Ao serviço de Deus e do fascismo, acompanhou as tropas sediciosas a Madrid, e os seus fiéis, a quem indicou o Caminho, levaram à falência os impérios Matesa e Rumasa, para maior glória da prelatura e benefício dos desígnios do Monsenhor.

Os contributos pecuniários obtiveram a imunidade da seita, que passou a ter como única obediência o Papa, e o diploma da santidade, a ser conferido post mortem, depois de dois milagres certificados, um para a beatificação e outro para a santidade, como é uso. Foram-lhe creditados 3 milagres, não se pense que foi protegido, o primeiro no ramo da oncologia, a uma freira, prima de um ministro de Franco, que morreu curada.

O bem-aventurado, mal refeito da defunção, já tinha obrado 3 milagres, adjudicados por João Paulo II, amargurado Papa que não se poupou a esforços para evitar a prisão ao seu amigo Pinochet, sem êxito. JP2 era rápido a farejar milagres e santidade e não teria sido preciso que, quando da morte do franquista, 69 cardeais, cerca de 1300 bispos de todo o mundo e 41 superiores de congregações religiosas tivessem pedido o início da causa de sua beatificação e canonização. Estava paga e prometida.

JP2 criava santos com a mesma rapidez com que uma incubadora cria frangos, e o ora S. Josemaria tinha dado provas de martírio com o silêncio que guardou perante centenas de milhares de fuzilamentos pela ditadura e com o cilício que usou para deliciar o deus que defendia o generalíssimo, a monarquia, o catolicismo e o garrote, em Espanha.

S. Josemaria, quando deus foi servido de o chamar, como se diz em termos de afición, foi sepultado na Igreja Prelatícia de Santa Maria da Paz, na sede central da Prelatura, em Roma.
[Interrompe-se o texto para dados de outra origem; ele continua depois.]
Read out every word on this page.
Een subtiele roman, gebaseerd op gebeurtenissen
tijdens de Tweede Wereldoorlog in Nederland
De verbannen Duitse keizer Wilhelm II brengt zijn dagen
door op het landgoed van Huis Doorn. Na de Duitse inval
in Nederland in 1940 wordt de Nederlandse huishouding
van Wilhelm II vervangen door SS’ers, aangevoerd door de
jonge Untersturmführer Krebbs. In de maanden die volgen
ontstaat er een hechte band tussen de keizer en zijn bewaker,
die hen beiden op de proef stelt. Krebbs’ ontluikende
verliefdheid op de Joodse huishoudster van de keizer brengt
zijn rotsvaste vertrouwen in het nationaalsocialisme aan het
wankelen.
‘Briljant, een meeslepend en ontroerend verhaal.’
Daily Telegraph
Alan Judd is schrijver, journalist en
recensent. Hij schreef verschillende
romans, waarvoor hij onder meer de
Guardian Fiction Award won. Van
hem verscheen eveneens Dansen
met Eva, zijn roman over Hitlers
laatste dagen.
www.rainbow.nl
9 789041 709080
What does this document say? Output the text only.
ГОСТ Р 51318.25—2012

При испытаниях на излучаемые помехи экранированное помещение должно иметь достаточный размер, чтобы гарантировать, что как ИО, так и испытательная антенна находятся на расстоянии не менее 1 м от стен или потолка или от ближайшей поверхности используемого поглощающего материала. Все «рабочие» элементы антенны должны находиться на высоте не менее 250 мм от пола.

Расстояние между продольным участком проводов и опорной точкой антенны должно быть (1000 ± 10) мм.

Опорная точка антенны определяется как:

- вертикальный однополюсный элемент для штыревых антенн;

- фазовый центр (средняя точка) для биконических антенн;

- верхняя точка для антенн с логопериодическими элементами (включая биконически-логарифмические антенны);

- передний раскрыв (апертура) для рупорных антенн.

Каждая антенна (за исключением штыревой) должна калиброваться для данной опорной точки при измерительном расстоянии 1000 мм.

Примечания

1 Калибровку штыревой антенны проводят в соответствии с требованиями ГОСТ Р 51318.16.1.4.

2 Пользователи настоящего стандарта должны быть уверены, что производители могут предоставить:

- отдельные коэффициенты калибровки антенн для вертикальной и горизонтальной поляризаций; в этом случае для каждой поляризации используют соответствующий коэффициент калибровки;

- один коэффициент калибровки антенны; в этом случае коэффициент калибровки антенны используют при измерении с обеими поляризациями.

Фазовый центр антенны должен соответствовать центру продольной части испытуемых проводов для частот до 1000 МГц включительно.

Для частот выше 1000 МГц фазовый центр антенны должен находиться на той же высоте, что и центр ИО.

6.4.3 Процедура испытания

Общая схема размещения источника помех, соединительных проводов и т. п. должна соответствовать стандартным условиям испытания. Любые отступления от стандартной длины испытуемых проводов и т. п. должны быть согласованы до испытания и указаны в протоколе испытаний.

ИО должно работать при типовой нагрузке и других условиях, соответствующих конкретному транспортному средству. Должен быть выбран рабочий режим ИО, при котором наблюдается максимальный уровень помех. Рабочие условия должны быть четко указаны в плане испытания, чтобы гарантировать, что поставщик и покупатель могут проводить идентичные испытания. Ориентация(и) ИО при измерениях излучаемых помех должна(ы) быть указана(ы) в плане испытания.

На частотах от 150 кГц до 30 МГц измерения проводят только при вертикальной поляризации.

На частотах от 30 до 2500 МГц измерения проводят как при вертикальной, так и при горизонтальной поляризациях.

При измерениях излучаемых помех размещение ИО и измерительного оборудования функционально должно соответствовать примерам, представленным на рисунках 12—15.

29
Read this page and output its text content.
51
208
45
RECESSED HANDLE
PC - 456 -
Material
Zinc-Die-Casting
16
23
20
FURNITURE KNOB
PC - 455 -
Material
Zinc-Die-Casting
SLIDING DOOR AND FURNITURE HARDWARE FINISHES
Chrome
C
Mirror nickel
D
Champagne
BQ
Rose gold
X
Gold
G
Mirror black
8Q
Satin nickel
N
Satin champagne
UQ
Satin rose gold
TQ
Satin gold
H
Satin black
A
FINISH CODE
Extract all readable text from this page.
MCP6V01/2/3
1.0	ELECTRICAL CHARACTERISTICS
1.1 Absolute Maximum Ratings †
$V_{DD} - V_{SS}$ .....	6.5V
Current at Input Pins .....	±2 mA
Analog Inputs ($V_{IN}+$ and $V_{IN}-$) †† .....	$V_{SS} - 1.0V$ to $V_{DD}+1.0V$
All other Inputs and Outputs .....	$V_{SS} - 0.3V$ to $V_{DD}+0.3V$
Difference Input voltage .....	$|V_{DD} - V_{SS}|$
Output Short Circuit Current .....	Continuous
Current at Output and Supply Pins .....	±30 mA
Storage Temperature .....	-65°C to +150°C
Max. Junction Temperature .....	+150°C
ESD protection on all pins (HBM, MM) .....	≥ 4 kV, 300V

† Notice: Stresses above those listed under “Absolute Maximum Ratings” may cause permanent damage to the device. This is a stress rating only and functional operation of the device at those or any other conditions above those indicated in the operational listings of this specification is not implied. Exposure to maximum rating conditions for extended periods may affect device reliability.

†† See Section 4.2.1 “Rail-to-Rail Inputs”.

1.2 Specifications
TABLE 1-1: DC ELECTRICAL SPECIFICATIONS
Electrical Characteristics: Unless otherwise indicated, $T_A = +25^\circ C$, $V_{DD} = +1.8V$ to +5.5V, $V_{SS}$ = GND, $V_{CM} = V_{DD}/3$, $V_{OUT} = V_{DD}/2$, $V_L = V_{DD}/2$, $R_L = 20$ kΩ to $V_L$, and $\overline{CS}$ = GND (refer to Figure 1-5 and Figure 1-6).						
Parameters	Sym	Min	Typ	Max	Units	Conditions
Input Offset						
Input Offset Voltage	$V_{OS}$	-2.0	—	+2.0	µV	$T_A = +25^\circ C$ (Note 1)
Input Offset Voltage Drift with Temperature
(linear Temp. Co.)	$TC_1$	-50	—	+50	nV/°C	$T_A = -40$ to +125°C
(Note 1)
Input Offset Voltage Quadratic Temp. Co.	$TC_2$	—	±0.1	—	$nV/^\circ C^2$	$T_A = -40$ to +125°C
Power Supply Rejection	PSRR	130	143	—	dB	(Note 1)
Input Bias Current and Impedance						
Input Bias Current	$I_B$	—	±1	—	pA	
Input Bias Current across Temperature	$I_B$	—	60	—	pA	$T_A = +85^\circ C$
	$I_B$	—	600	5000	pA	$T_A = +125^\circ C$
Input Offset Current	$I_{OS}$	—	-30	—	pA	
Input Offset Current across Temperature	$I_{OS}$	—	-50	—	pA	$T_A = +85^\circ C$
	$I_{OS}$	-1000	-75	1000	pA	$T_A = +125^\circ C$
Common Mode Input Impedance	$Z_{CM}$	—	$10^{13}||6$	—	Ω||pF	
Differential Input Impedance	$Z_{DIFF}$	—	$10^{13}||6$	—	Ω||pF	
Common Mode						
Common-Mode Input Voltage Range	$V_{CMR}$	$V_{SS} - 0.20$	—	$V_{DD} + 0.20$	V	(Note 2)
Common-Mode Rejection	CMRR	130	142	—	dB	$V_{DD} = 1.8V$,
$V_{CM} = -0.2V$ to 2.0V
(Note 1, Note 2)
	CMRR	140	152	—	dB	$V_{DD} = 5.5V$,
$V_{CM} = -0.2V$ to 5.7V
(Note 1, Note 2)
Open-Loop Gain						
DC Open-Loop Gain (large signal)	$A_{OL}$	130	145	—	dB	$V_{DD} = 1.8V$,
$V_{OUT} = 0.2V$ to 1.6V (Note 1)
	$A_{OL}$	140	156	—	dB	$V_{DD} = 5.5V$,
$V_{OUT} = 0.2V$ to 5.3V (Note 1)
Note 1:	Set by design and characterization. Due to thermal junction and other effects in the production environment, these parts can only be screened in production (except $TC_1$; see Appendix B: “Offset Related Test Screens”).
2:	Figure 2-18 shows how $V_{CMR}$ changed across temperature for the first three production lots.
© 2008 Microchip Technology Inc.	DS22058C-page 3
Em 6 de outubro de 2002 foi canonizado pelo Papa João Paulo II, abandonando o ramo dos milagres, mas, em 2005 Bento XVI abençoou uma estátua em mármore de São Josemaría Escrivá, no exterior da Basílica de São Pedro, em Roma.

Depois de dois pontífices seus devotos, o Espírito Santo iluminou mal os cardeais do consistório e negou-lhe o terceiro e último.

O Santo mantém um exército de prosélitos, aptos a enfrentar o Islamismo e a subsidiar o Vaticano, enquanto rezam para que o Papa Francisco desapareça. Deus faz sofrer os que mais ama 😊.